Using Sitemaps

Using Sitemaps

Sitemaps help search crawlers discover and index all the important pages on your website, especially pages that may not be easily reachable through normal link crawling. By providing a structured list of URLs, sitemaps ensure more complete and accurate indexing of your content in SearchBlox.

Note: Sitemap settings can be configured from the WEB collection settings in the SearchBlox Admin Console.

Enabling Sitemaps

By default, Follow Sitemaps is disabled in the WEB collection settings. To enable it:

  1. Go to the SearchBlox Admin Console
  2. Navigate to Collections > WEB Collection > Settings
  3. Enable Follow Sitemaps

Once enabled, SearchBlox will index only the sitemap URLs provided, following the rules below.

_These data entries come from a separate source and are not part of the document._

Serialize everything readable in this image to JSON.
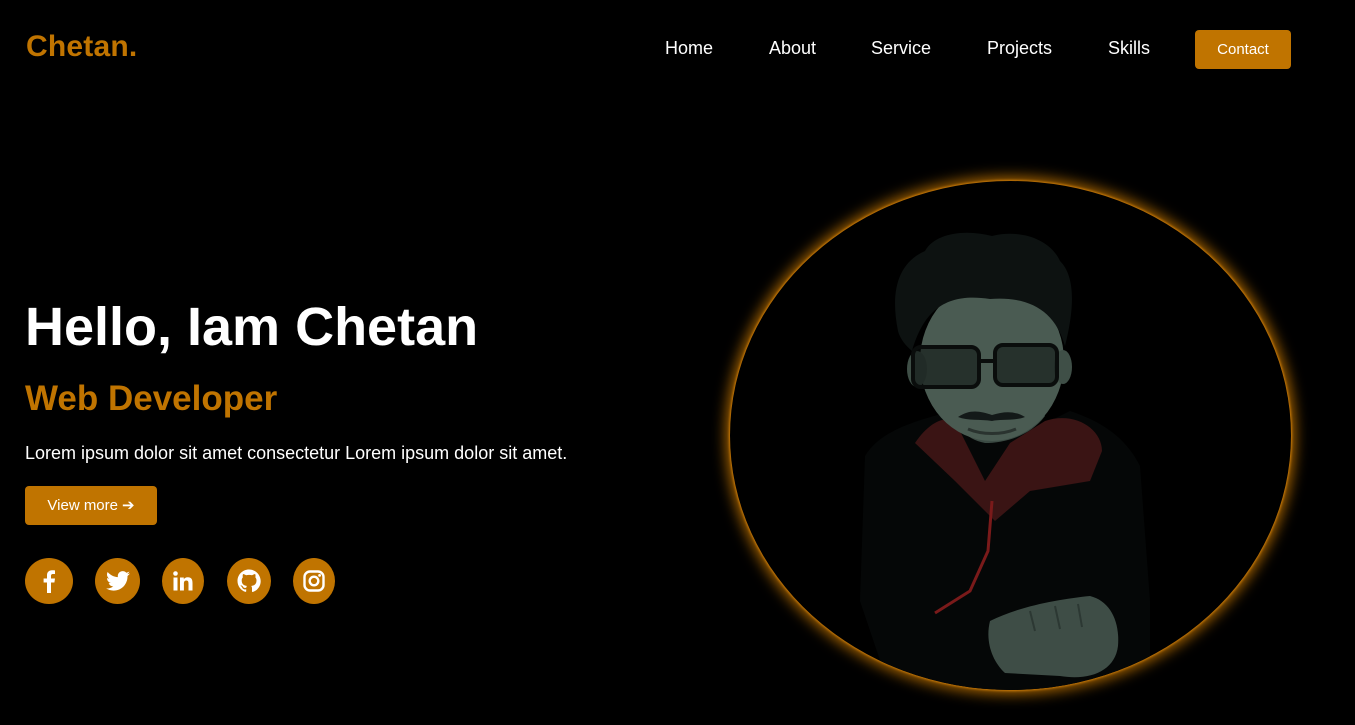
{
  "brand": {
    "logo": "Chetan.",
    "accent_color": "#c07400",
    "background_color": "#000000"
  },
  "nav": {
    "items": [
      {
        "label": "Home"
      },
      {
        "label": "About"
      },
      {
        "label": "Service"
      },
      {
        "label": "Projects"
      },
      {
        "label": "Skills"
      }
    ],
    "contact_label": "Contact"
  },
  "hero": {
    "title": "Hello, Iam Chetan",
    "subtitle": "Web Developer",
    "description": "Lorem ipsum dolor sit amet consectetur Lorem ipsum dolor sit amet.",
    "cta_label": "View more",
    "cta_icon": "arrow-right-icon"
  },
  "social": [
    {
      "name": "facebook",
      "icon": "facebook-icon"
    },
    {
      "name": "twitter",
      "icon": "twitter-icon"
    },
    {
      "name": "linkedin",
      "icon": "linkedin-icon"
    },
    {
      "name": "github",
      "icon": "github-icon"
    },
    {
      "name": "instagram",
      "icon": "instagram-icon"
    }
  ],
  "portrait": {
    "glow_color": "#c07400"
  }
}
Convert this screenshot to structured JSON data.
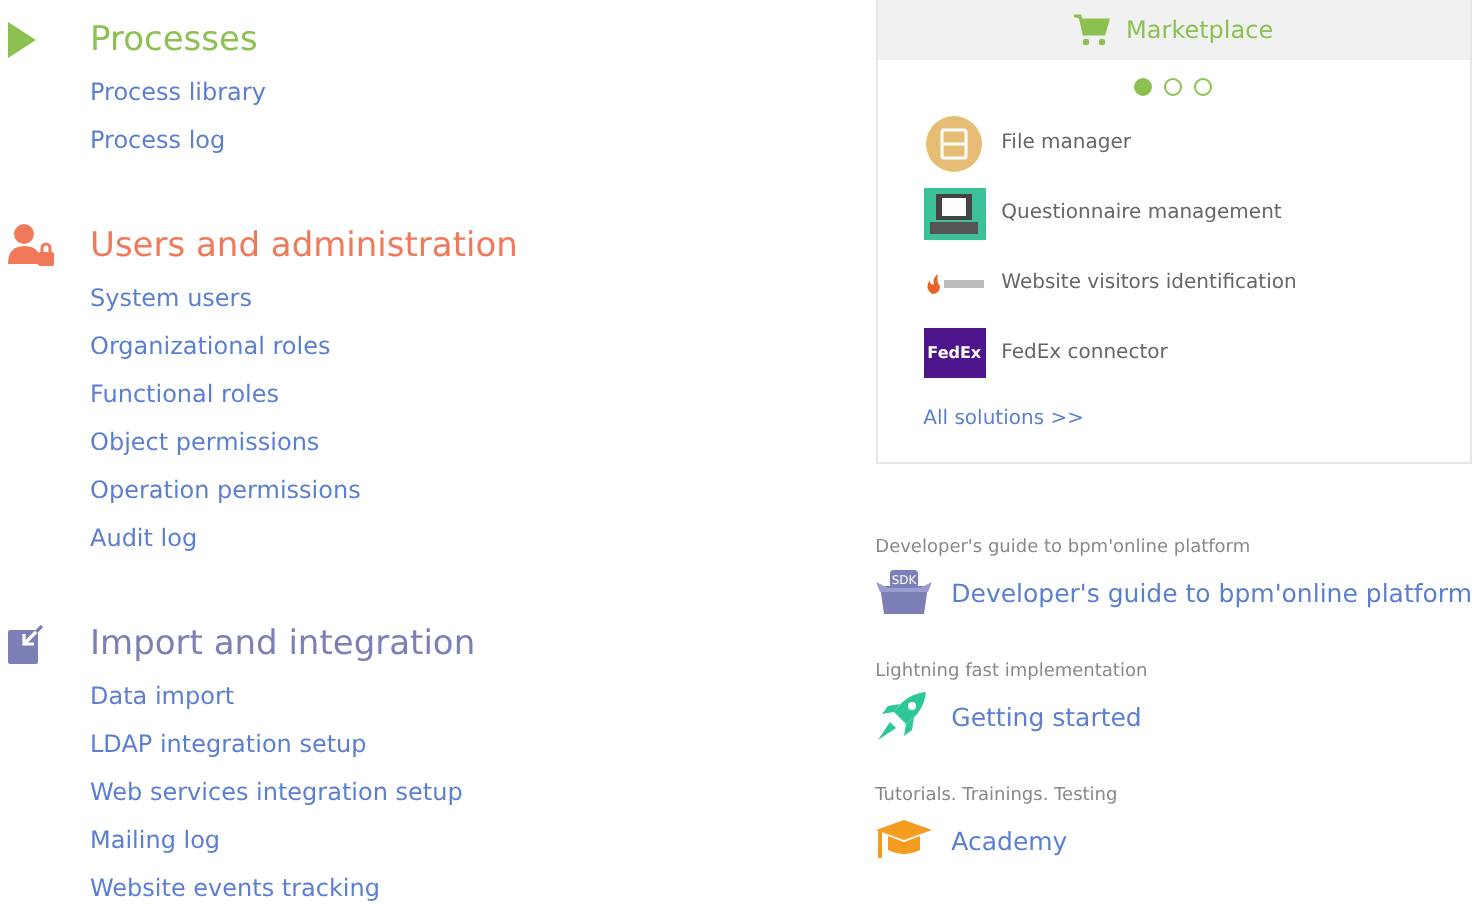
{
  "sections": [
    {
      "kind": "processes",
      "title": "Processes",
      "links": [
        "Process library",
        "Process log"
      ]
    },
    {
      "kind": "users",
      "title": "Users and administration",
      "links": [
        "System users",
        "Organizational roles",
        "Functional roles",
        "Object permissions",
        "Operation permissions",
        "Audit log"
      ]
    },
    {
      "kind": "import",
      "title": "Import and integration",
      "links": [
        "Data import",
        "LDAP integration setup",
        "Web services integration setup",
        "Mailing log",
        "Website events tracking"
      ]
    }
  ],
  "marketplace": {
    "title": "Marketplace",
    "pages": [
      {
        "selected": true
      },
      {
        "selected": false
      },
      {
        "selected": false
      }
    ],
    "items": [
      {
        "kind": "file",
        "name": "File manager"
      },
      {
        "kind": "questionnaire",
        "name": "Questionnaire management"
      },
      {
        "kind": "kickfire",
        "name": "Website visitors identification"
      },
      {
        "kind": "fedex",
        "name": "FedEx connector",
        "logo_text": "FedEx"
      }
    ],
    "all_link": "All solutions >>"
  },
  "resources": [
    {
      "kind": "sdk",
      "caption": "Developer's guide to bpm'online platform",
      "link": "Developer's guide to bpm'online platform",
      "badge": "SDK"
    },
    {
      "kind": "rocket",
      "caption": "Lightning fast implementation",
      "link": "Getting started"
    },
    {
      "kind": "academy",
      "caption": "Tutorials. Trainings. Testing",
      "link": "Academy"
    }
  ]
}
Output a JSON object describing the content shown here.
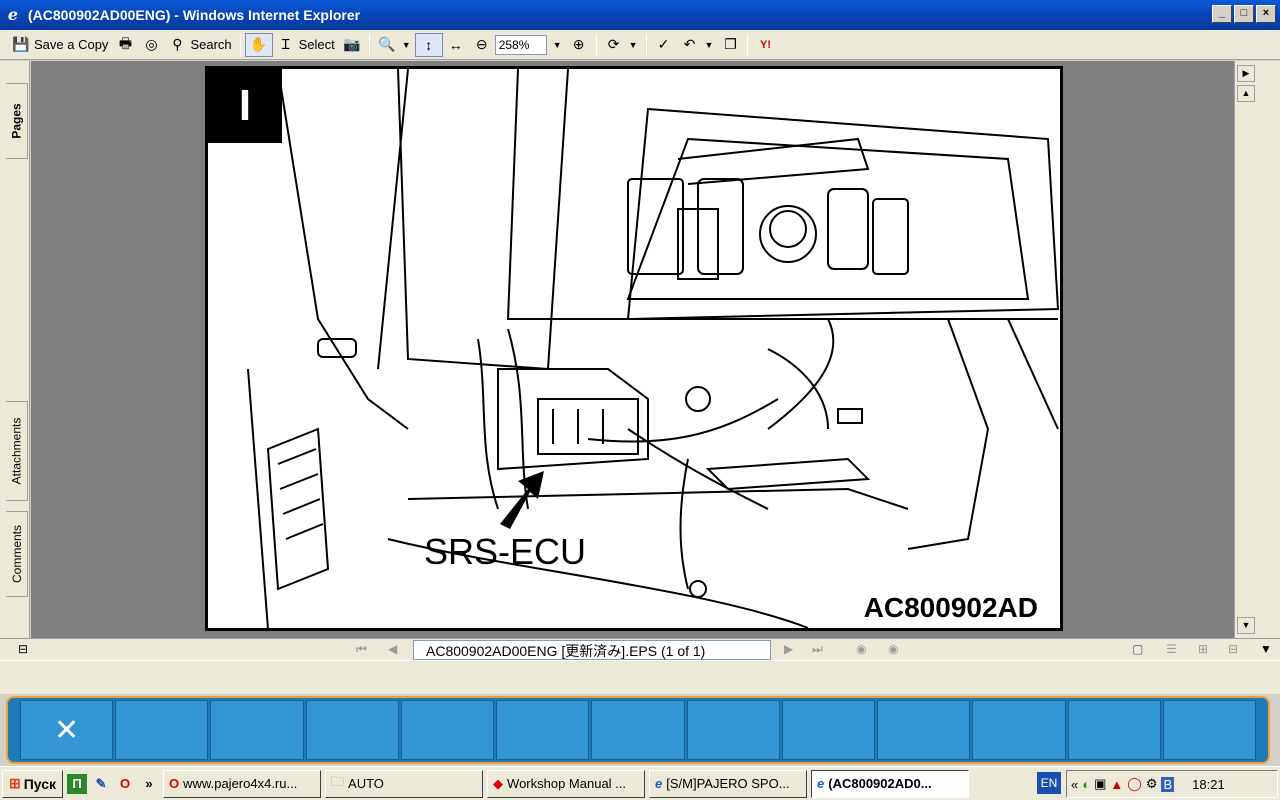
{
  "window": {
    "title": "(AC800902AD00ENG) - Windows Internet Explorer",
    "controls": {
      "minimize": "_",
      "maximize": "□",
      "close": "×"
    }
  },
  "toolbar": {
    "save_copy": "Save a Copy",
    "search": "Search",
    "select": "Select",
    "zoom": "258%"
  },
  "left_tabs": {
    "pages": "Pages",
    "attachments": "Attachments",
    "comments": "Comments"
  },
  "document": {
    "badge": "I",
    "callout": "SRS-ECU",
    "figure_code": "AC800902AD"
  },
  "statusbar": {
    "page_field": "AC800902AD00ENG [更新済み].EPS  (1 of 1)"
  },
  "taskbar": {
    "start": "Пуск",
    "tasks": [
      {
        "label": "www.pajero4x4.ru..."
      },
      {
        "label": "AUTO"
      },
      {
        "label": "Workshop Manual ..."
      },
      {
        "label": "[S/M]PAJERO SPO..."
      },
      {
        "label": "(AC800902AD0..."
      }
    ],
    "lang": "EN",
    "clock": "18:21"
  }
}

How Sitemaps Work in SearchBlox

  • SearchBlox supports sitemap.xml listed in robots.txt when Follow Sitemaps is enabled
  • If a sitemap.xml file contains links to other sitemaps, SearchBlox will index all the linked sitemaps automatically
  • Only standard XML sitemaps are supported — compressed XML files (tar or gzip) are not supported
  • When Follow Sitemaps is enabled, only sitemap links such as https://example.com/sitemap.xml are indexed
  • Allow/Disallow path rules are applied when indexing sitemap URLs

Adding Multiple Sitemaps

You can index multiple sitemaps by providing multiple sitemap URLs in the root path of the WEB collection settings. Add each sitemap URL on a separate line.

Example

https://example.com/sitemap.xml
https://example.com/sitemap-blog.xml
https://example.com/sitemap-products.xml

Limitations

Important: The following WEB collection settings do not apply when indexing via sitemaps:

  • Spider depth
  • Other standard WEB collection crawl settings

Sitemaps are processed independently of the normal crawl behaviour. Only the path Allow/Disallow rules are respected during sitemap indexing.

Supported Sitemap Format

SearchBlox supports standard XML sitemaps following the Sitemap Protocol. A basic sitemap looks like this:

<?xml version="1.0" encoding="UTF-8"?>
<urlset xmlns="http://www.sitemaps.org/schemas/sitemap/0.9">
  <url>
    <loc>https://example.com/page1</loc>
    <lastmod>2024-01-01</lastmod>
  </url>
  <url>
    <loc>https://example.com/page2</loc>
    <lastmod>2024-01-02</lastmod>
  </url>
</urlset>

Note: Compressed sitemap files in tar or gzip format are not supported. Ensure your sitemap is a plain XML file before indexing.